Martine Court cite les travaux de Bernard Zarca, qui observait la manière dont des enfants de 7 à 10 ans classent douze personnages exerçant des métiers courants de "celui qui gagne le plus d'argent" à celui qui en gagne moins. Les résultats sont conformes à la réalité.

Les enfants ont aussi une idée de la place qu'ils occupent dans la hiérarchie sociale et, en fonction, se projettent différemment dans l'espace social : Zarca a montré que le désir d'exercer une profession supérieure est moins fréquent chez les enfants de milieux populaires.

Comment ces perceptions se construisent-elles ? "On peut d'abord citer les médias et les produits culturels (albums pour enfants, dessins animés, films) qui donnent des représentations de la société, de la hiérarchie sociale et des relations entre classes sociales", répond Martine Court, qui ajoute que le sujet a malheureusement été peu étudié. 

"Il y a ensuite ce que les enfants entendent chez eux, au quotidien.

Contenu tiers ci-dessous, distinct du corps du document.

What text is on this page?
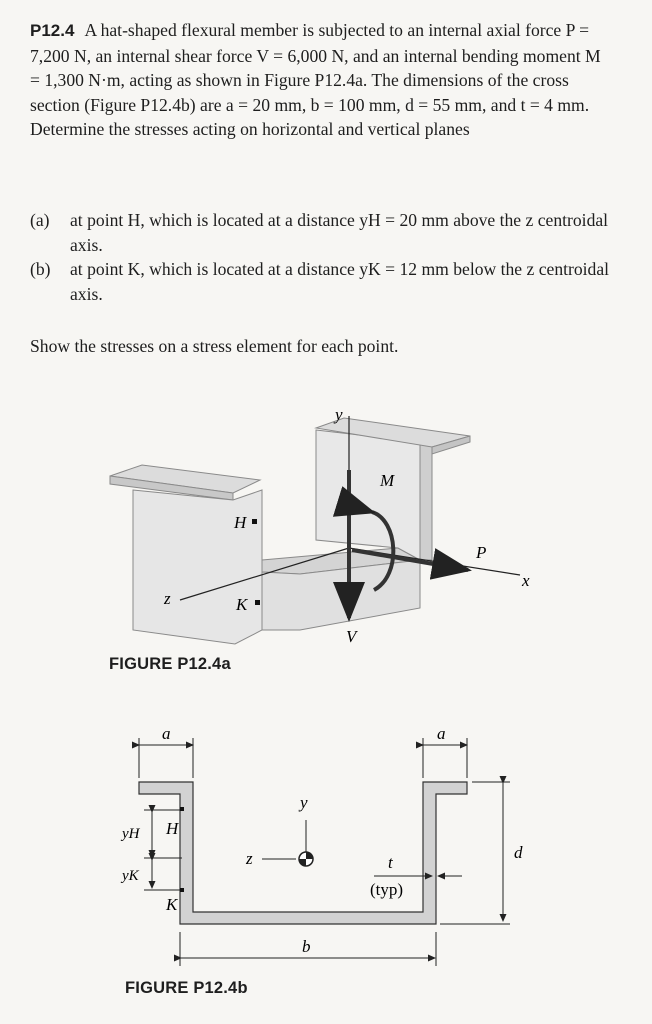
P12.4 A hat-shaped flexural member is subjected to an internal axial force P = 7,200 N, an internal shear force V = 6,000 N, and an internal bending moment M = 1,300 N·m, acting as shown in Figure P12.4a. The dimensions of the cross section (Figure P12.4b) are a = 20 mm, b = 100 mm, d = 55 mm, and t = 4 mm. Determine the stresses acting on horizontal and vertical planes
(a) at point H, which is located at a distance yH = 20 mm above the z centroidal axis.
(b) at point K, which is located at a distance yK = 12 mm below the z centroidal axis.
Show the stresses on a stress element for each point.
y
M
H
P
x
z	K
V
FIGURE P12.4a
a	a
y
yH H
z	t
(typ)
d
yK
K
b
FIGURE P12.4b
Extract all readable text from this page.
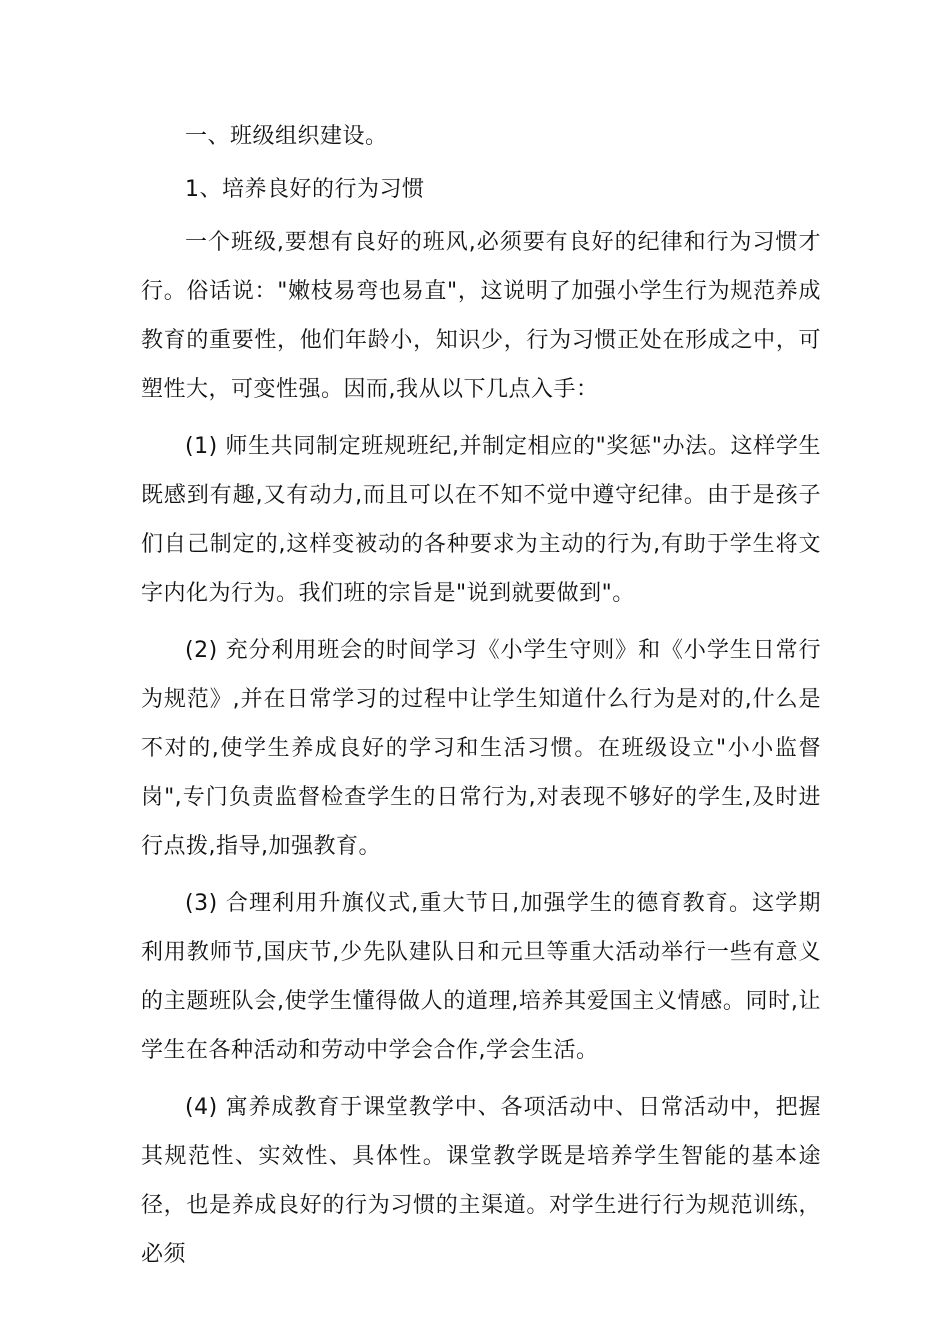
一、班级组织建设。

1、培养良好的行为习惯

一个班级,要想有良好的班风,必须要有良好的纪律和行为习惯才行。俗话说："嫩枝易弯也易直"，这说明了加强小学生行为规范养成教育的重要性，他们年龄小，知识少，行为习惯正处在形成之中，可塑性大，可变性强。因而,我从以下几点入手：

(1) 师生共同制定班规班纪,并制定相应的"奖惩"办法。这样学生既感到有趣,又有动力,而且可以在不知不觉中遵守纪律。由于是孩子们自己制定的,这样变被动的各种要求为主动的行为,有助于学生将文字内化为行为。我们班的宗旨是"说到就要做到"。

(2) 充分利用班会的时间学习《小学生守则》和《小学生日常行为规范》,并在日常学习的过程中让学生知道什么行为是对的,什么是不对的,使学生养成良好的学习和生活习惯。在班级设立"小小监督岗",专门负责监督检查学生的日常行为,对表现不够好的学生,及时进行点拨,指导,加强教育。

(3) 合理利用升旗仪式,重大节日,加强学生的德育教育。这学期利用教师节,国庆节,少先队建队日和元旦等重大活动举行一些有意义的主题班队会,使学生懂得做人的道理,培养其爱国主义情感。同时,让学生在各种活动和劳动中学会合作,学会生活。

(4) 寓养成教育于课堂教学中、各项活动中、日常活动中，把握其规范性、实效性、具体性。课堂教学既是培养学生智能的基本途径，也是养成良好的行为习惯的主渠道。对学生进行行为规范训练，必须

Leurs parents qui parlent des fonctionnaires qui sont trop payés ou au contraire qu'il faut défendre car ils assurent le service public..."

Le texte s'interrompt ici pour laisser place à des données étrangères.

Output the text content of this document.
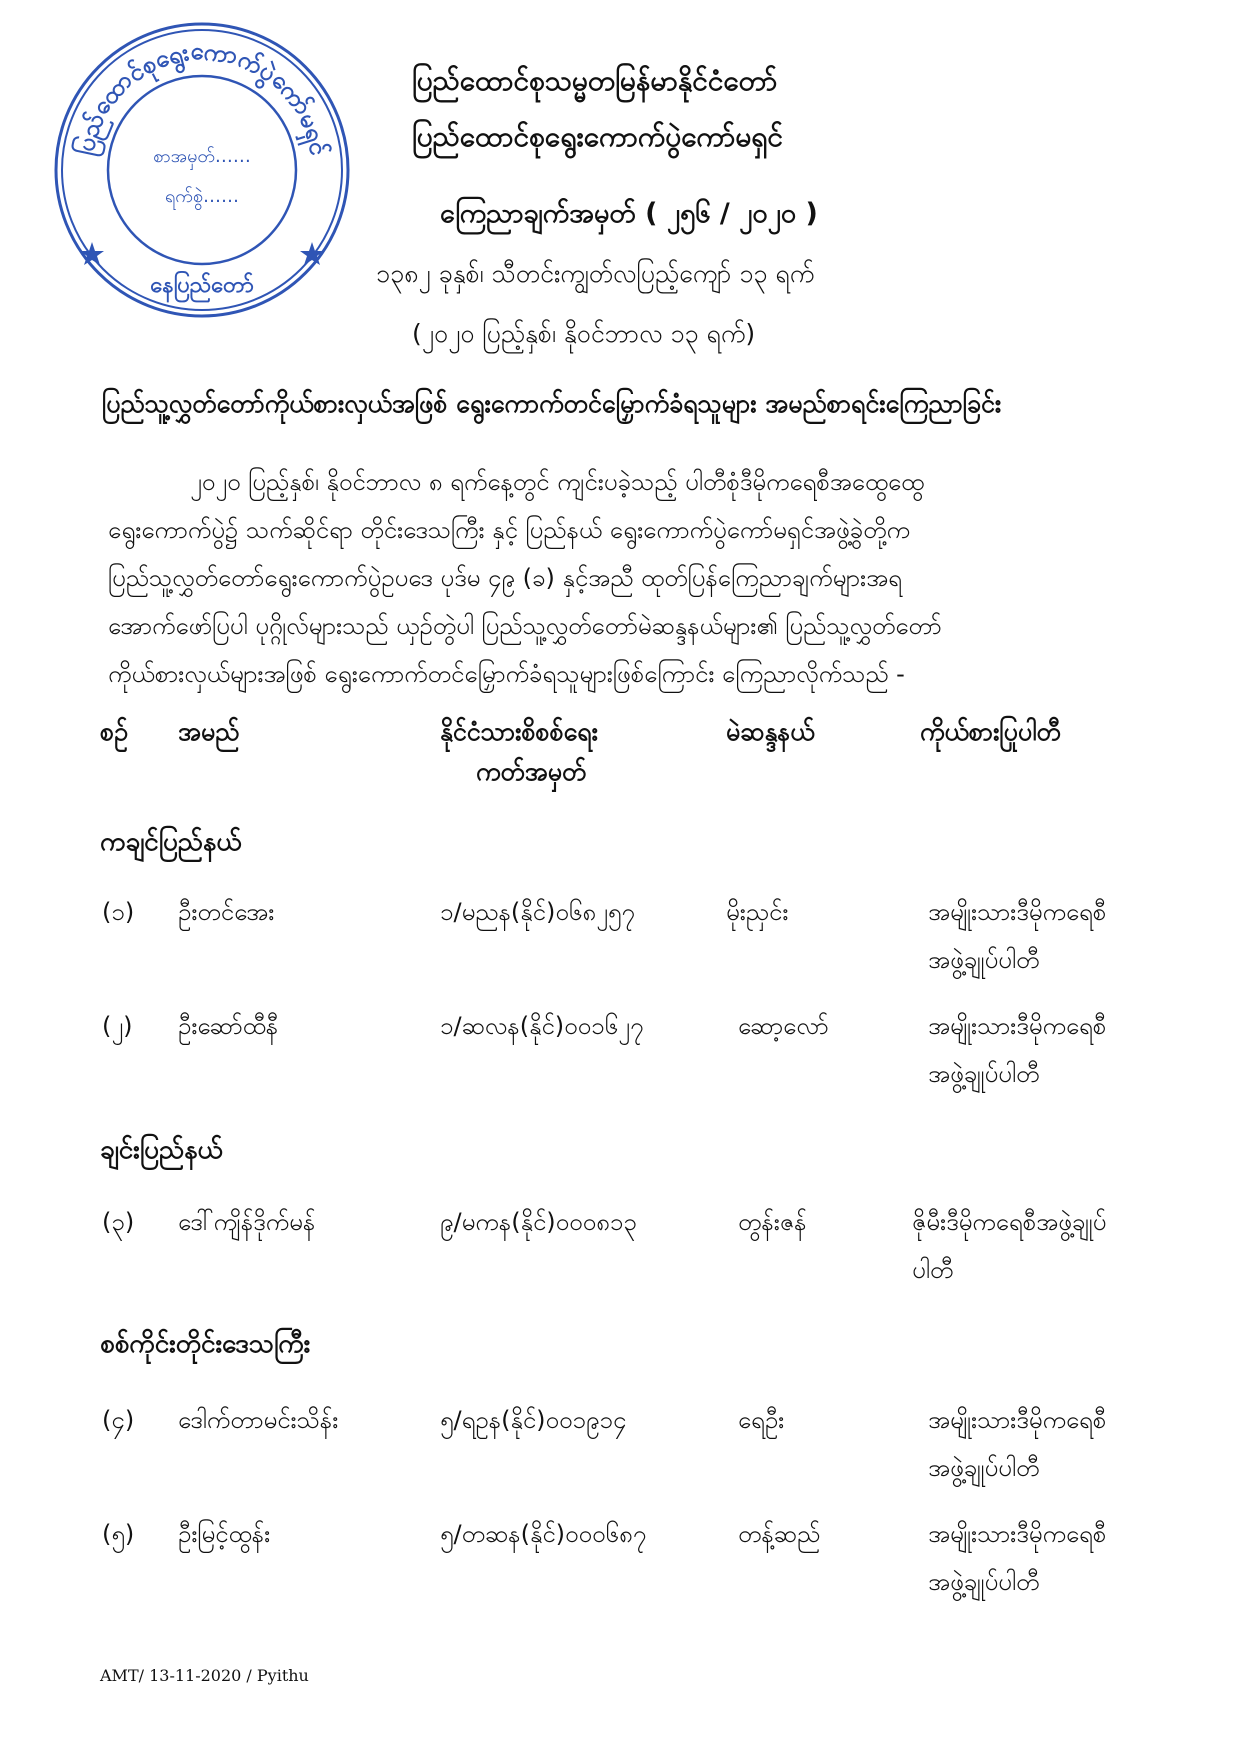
ပြည်ထောင်စုရွေးကောက်ပွဲကော်မရှင်
စာအမှတ်……
ရက်စွဲ……
နေပြည်တော်
ပြည်ထောင်စုသမ္မတမြန်မာနိုင်ငံတော်
ပြည်ထောင်စုရွေးကောက်ပွဲကော်မရှင်
ကြေညာချက်အမှတ် ( ၂၅၆ / ၂၀၂၀ )
၁၃၈၂ ခုနှစ်၊ သီတင်းကျွတ်လပြည့်ကျော် ၁၃ ရက်
(၂၀၂၀ ပြည့်နှစ်၊ နိုဝင်ဘာလ ၁၃ ရက်)
ပြည်သူ့လွှတ်တော်ကိုယ်စားလှယ်အဖြစ် ရွေးကောက်တင်မြှောက်ခံရသူများ အမည်စာရင်းကြေညာခြင်း
၂၀၂၀ ပြည့်နှစ်၊ နိုဝင်ဘာလ ၈ ရက်နေ့တွင် ကျင်းပခဲ့သည့် ပါတီစုံဒီမိုကရေစီအထွေထွေ
ရွေးကောက်ပွဲ၌ သက်ဆိုင်ရာ တိုင်းဒေသကြီး နှင့် ပြည်နယ် ရွေးကောက်ပွဲကော်မရှင်အဖွဲ့ခွဲတို့က
ပြည်သူ့လွှတ်တော်ရွေးကောက်ပွဲဥပဒေ ပုဒ်မ ၄၉ (ခ) နှင့်အညီ ထုတ်ပြန်ကြေညာချက်များအရ
အောက်ဖော်ပြပါ ပုဂ္ဂိုလ်များသည် ယှဉ်တွဲပါ ပြည်သူ့လွှတ်တော်မဲဆန္ဒနယ်များ၏ ပြည်သူ့လွှတ်တော်
ကိုယ်စားလှယ်များအဖြစ် ရွေးကောက်တင်မြှောက်ခံရသူများဖြစ်ကြောင်း ကြေညာလိုက်သည် -
စဉ် အမည်	နိုင်ငံသားစိစစ်ရေး
ကတ်အမှတ်
မဲဆန္ဒနယ်	ကိုယ်စားပြုပါတီ
ကချင်ပြည်နယ်
(၁) ဦးတင်အေး	၁/မညန(နိုင်)၀၆၈၂၅၇	မိုးညှင်း	အမျိုးသားဒီမိုကရေစီ
အဖွဲ့ချုပ်ပါတီ
(၂) ဦးဆော်ထီနီ	၁/ဆလန(နိုင်)၀၀၁၆၂၇	ဆော့လော်	အမျိုးသားဒီမိုကရေစီ
အဖွဲ့ချုပ်ပါတီ
ချင်းပြည်နယ်
(၃) ဒေါ်ကျိန်ဒိုက်မန်	၉/မကန(နိုင်)၀၀၀၈၁၃	တွန်းဇန်	ဇိုမီးဒီမိုကရေစီအဖွဲ့ချုပ်
ပါတီ
စစ်ကိုင်းတိုင်းဒေသကြီး
(၄) ဒေါက်တာမင်းသိန်း	၅/ရဥန(နိုင်)၀၀၁၉၁၄	ရေဦး	အမျိုးသားဒီမိုကရေစီ
အဖွဲ့ချုပ်ပါတီ
(၅) ဦးမြင့်ထွန်း	၅/တဆန(နိုင်)၀၀၀၆၈၇	တန့်ဆည်	အမျိုးသားဒီမိုကရေစီ
အဖွဲ့ချုပ်ပါတီ
AMT/ 13-11-2020 / Pyithu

Cette construction passe aussi par l'observation. "La manière dont les parents parlent de la femme de ménage et à la femme de ménage, à la nourrice, aux enseignants, à leur patron, à leurs collègues." Ainsi que la manière dont ils sont traités en retour.

Le comportement plus ou moins distant, plus ou moins dominé qu'ils entretiennent avec ces personnes participent à cet apprentissage "par corps" (c'est l'expression du sociologue Pierre Bourdieu), c'est-à-dire qui s'exprime par la gêne, les sourires, la posture physique, etc.

A l'école, on se mélange ?

Des travaux ont montré que les enfants ont plus facilement tendance à nouer des amitiés avec ceux qui leur ressemblent socialement.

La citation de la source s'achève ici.